Hi folks! I've got a toy problem I'd love to get some advice on -- I've got something working but get the feeling there may be a better approach. Here's the setup:
This database contains all of the eligible singles in a small city (ie we'll never have more than ~30,000 :Person nodes to worry about), and the goal is to pair these singles up with each other. The way I've modelled it is that certain :Quality
nodes pair well together. John, a Person, has the Quality named "Funny", and that Quality pairs well with the "Sense of Humor" Quality. In an ideal world, we'd just do a pattern match from (single1:Person)-[:HAS]->(Quality)-[:PAIRS_WITH]-(Quality)<-[:HAS]-(single2:Person)
and be done...
...but the singles are also superficial, and they have a type. So they've also got non-negotiable prerequisites for whom they'll date. Maybe John refuses to date a woman with green eyes. Or Abby will only date a person who owns a bicycle and a dog. (They can have multiple types, though: maybe somebody will date either a 6-footer with black hair OR a blue-eyed sports fan.)
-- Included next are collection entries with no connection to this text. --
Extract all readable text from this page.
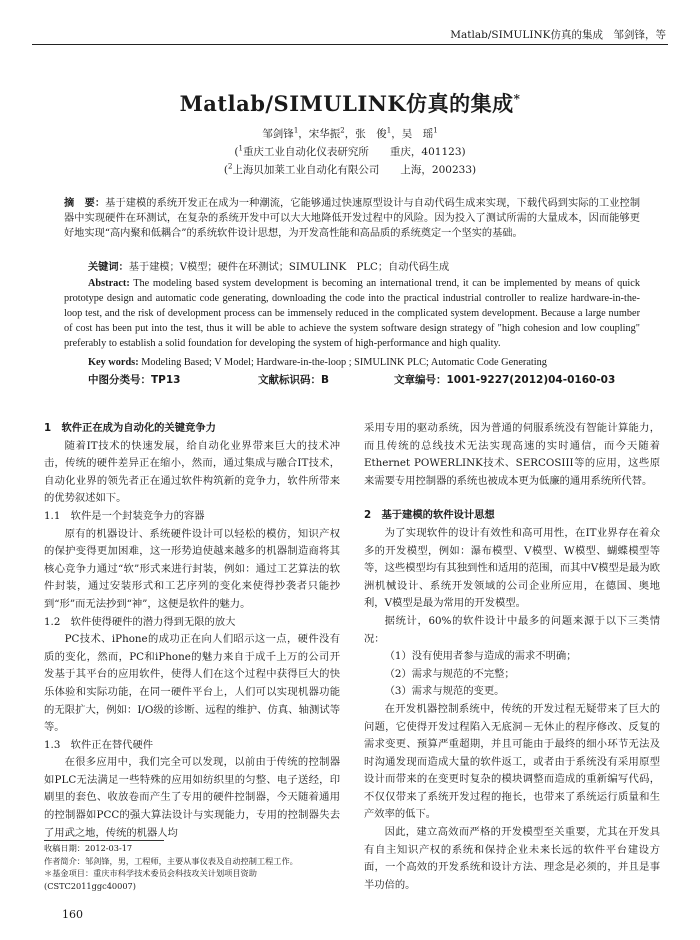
Matlab/SIMULINK仿真的集成　邹剑锋，等
Matlab/SIMULINK仿真的集成*
邹剑锋$^1$，宋华振$^2$，张　俊$^1$，吴　瑶$^1$
($^1$重庆工业自动化仪表研究所　　重庆，401123)
($^2$上海贝加莱工业自动化有限公司　　上海，200233)
摘　要：基于建模的系统开发正在成为一种潮流，它能够通过快速原型设计与自动代码生成来实现，下载代码到实际的工业控制器中实现硬件在环测试，在复杂的系统开发中可以大大地降低开发过程中的风险。因为投入了测试所需的大量成本，因而能够更好地实现“高内聚和低耦合”的系统软件设计思想，为开发高性能和高品质的系统奠定一个坚实的基础。
关键词：基于建模；V模型；硬件在环测试；SIMULINK　PLC；自动代码生成
Abstract: The modeling based system development is becoming an international trend, it can be implemented by means of quick prototype design and automatic code generating, downloading the code into the practical industrial controller to realize hardware-in-the-loop test, and the risk of development process can be immensely reduced in the complicated system development. Because a large number of cost has been put into the test, thus it will be able to achieve the system software design strategy of "high cohesion and low coupling" preferably to establish a solid foundation for developing the system of high-performance and high quality.
Key words: Modeling Based; V Model; Hardware-in-the-loop ; SIMULINK PLC; Automatic Code Generating
中图分类号：TP13	文献标识码：B	文章编号：1001-9227(2012)04-0160-03

1　软件正在成为自动化的关键竞争力

随着IT技术的快速发展，给自动化业界带来巨大的技术冲击，传统的硬件差异正在缩小，然而，通过集成与融合IT技术，自动化业界的领先者正在通过软件构筑新的竞争力，软件所带来的优势叙述如下。

1.1　软件是一个封装竞争力的容器

原有的机器设计、系统硬件设计可以轻松的模仿，知识产权的保护变得更加困难，这一形势迫使越来越多的机器制造商将其核心竞争力通过“软”形式来进行封装，例如：通过工艺算法的软件封装，通过安装形式和工艺序列的变化来使得抄袭者只能抄到“形”而无法抄到“神”，这便是软件的魅力。

1.2　软件使得硬件的潜力得到无限的放大

PC技术、iPhone的成功正在向人们昭示这一点，硬件没有质的变化，然而，PC和iPhone的魅力来自于成千上万的公司开发基于其平台的应用软件，使得人们在这个过程中获得巨大的快乐体验和实际功能，在同一硬件平台上，人们可以实现机器功能的无限扩大，例如：I/O级的诊断、远程的维护、仿真、轴测试等等。

1.3　软件正在替代硬件

在很多应用中，我们完全可以发现，以前由于传统的控制器如PLC无法满足一些特殊的应用如纺织里的匀整、电子送经，印刷里的套色、收放卷而产生了专用的硬件控制器，今天随着通用的控制器如PCC的强大算法设计与实现能力，专用的控制器失去了用武之地，传统的机器人均

采用专用的驱动系统，因为普通的伺服系统没有智能计算能力，而且传统的总线技术无法实现高速的实时通信，而今天随着Ethernet POWERLINK技术、SERCOSIII等的应用，这些原来需要专用控制器的系统也被成本更为低廉的通用系统所代替。

2　基于建模的软件设计思想

为了实现软件的设计有效性和高可用性，在IT业界存在着众多的开发模型，例如：瀑布模型、V模型、W模型、蝴蝶模型等等，这些模型均有其独到性和适用的范围，而其中V模型是最为欧洲机械设计、系统开发领域的公司企业所应用，在德国、奥地利，V模型是最为常用的开发模型。

据统计，60%的软件设计中最多的问题来源于以下三类情况：

（1）没有使用者参与造成的需求不明确；

（2）需求与规范的不完整；

（3）需求与规范的变更。

在开发机器控制系统中，传统的开发过程无疑带来了巨大的问题，它使得开发过程陷入无底洞－无休止的程序修改、反复的需求变更、预算严重超期，并且可能由于最终的细小环节无法及时沟通发现而造成大量的软件返工，或者由于系统没有采用原型设计而带来的在变更时复杂的模块调整而造成的重新编写代码，不仅仅带来了系统开发过程的拖长，也带来了系统运行质量和生产效率的低下。

因此，建立高效而严格的开发模型至关重要，尤其在开发具有自主知识产权的系统和保持企业未来长远的软件平台建设方面，一个高效的开发系统和设计方法、理念是必须的，并且是事半功倍的。

收稿日期：2012-03-17

作者简介：邹剑锋，男，工程师，主要从事仪表及自动控制工程工作。

＊基金项目：重庆市科学技术委员会科技攻关计划项目资助(CSTC2011ggc40007)

160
The way I've modelled that is to bundle up everybody's prerequisites into :MustHave
nodes. The :MustHaves
are connected to :Attributes
via :DESCRIBES
relationships. So Abby's :MustHave
would have two inbound links, one from the "Owns Dog" :Attribute
and one from the "Owns Bike" :Attribute
. The trouble I have is with the all-or-nothing nature of these. What I've been doing is counting up how many prerequisites are connected to a :MustHave
node, doing a path expansion to find connected :Persons, and then doing some aggregation to confirm that the :Person
in question has the same number of links to the :MustHave
as the :MustHave
has inbound links.
So that's been working okay, but I think I'm falling victim to combinatorial blow-up as I search for these potential matches in the city. I figure that the paired :Quality
nodes are a great place to start, since there's a pretty modest number of potential Quality combos, and we know that without paired qualities, there's no match at all. But when I profile the query, I'm seeing a huge number of potential rows & db hits from the operation that figures out who satisfies someone else's prerequisites. If I consider 8 :MustHaves
, things execute in <1s. If I look at 60 :MustHaves
, it takes around 20 seconds. This is with a toy dataset, so I think there's going to be a whole lot more :MustHaves
coming as I add in more picky singles.
I think if all else fails, I can reduce my cardinality by only considering one :Person
at a time, since they'll only have a few :MustHave
nodes connected to them. I guess I'm worried that that may not be enough once I've fleshed out all the potential Quality pairings and get up to 30,000 :Person
nodes.
So here are the things I'm curious about:
1.) Would you model the :MustHaves
in a different way? I like the idea of representing a "type" in the database, and being able to quickly see that Bob fits the "Tall Dark and Handsome" type.
2.) Do you think it's a big deal that I'm calculating the eligible singles on the fly each time? Would it make more sense to run these queries once, figure out who satisfies which :MustHaves
, and draw a direct relationship from a person to the :MustHave
? My goal is to keep the graph as sparse as possible, but I'm willing to junk it up a bit if there's some speed to be gained. My initial test didn't seem to make much difference, however, which makes me think it's the size of the possibility space and not the computation that's bogging me down.
Again, this is a toy problem and I'm very happy to take blue sky or highly vague advice. I'm just trying to develop my nose for code smells in the world of graph databases, really.